L’accusa dei gruppi va alle scelte delle passate amministrazioni, indipendentemente dall’orientamento politico, che hanno permesso un ampliamento senza controllo del settore edilizio, una mancata regolamentazione per il corretto smaltimento di scarichi, emissioni e rifiuti industriali e la svendita del patrimonio immobiliare del territorio; tutto questo a discapito di tutta la cittadinanza, costretta letteralmente a pagare il prezzo di tali scelte amministrative:
Mentre grazie a decenni di politiche neoliberiste, disoccupazione e precariato diffuso ormai coinvolgono fette sempre più ampie della popolazione, interi comparti produttivi riducono drasticamente i posti di lavoro o delocalizzano i propri stabilimenti, welfare, servizi sociali e sanitari vengono drasticamente tagliati, e trovare casa e alloggio diventa sempre più problematico, mentre il numero di sfratti aumenta”.

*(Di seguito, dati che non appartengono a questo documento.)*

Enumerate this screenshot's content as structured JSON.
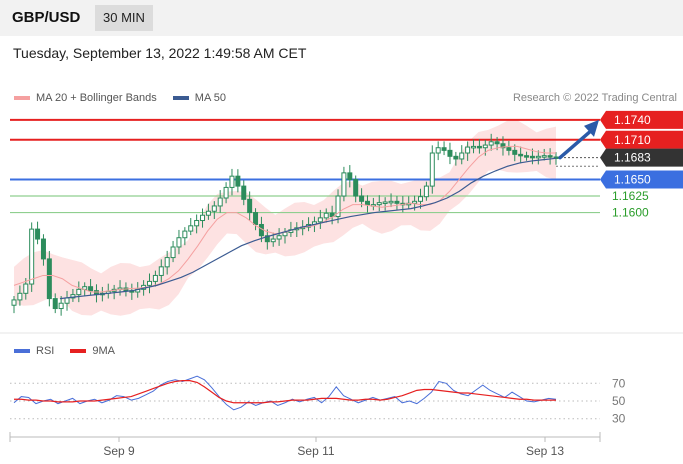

Le amministrazioni delle nostre città sia di centro-destra che di centro-sinistra cercano di risanare i debiti contratti aumentando le imposte comunali (Tares e Irpef), che andranno a gravare sulle fasce più deboli
Crediamo pertanto che per uscire dalla crisi economica che attanaglia l’Italia intera sia necessario battersi contro la devastazione sociale e ambientale del nostro territorio, preservando i beni comuni, garantendo a tutti il diritto ad una casa, un reddito e ad un lavoro sicuro e adeguatamente remunerato, facendo pagare il debito e l’austerità ai veri responsabili.“; così si conclude il comunicato, rimandando e invitando chiunque fosse interessato alla manifestazione di domani, ore 18:30, in corso Vittorio Emanuele.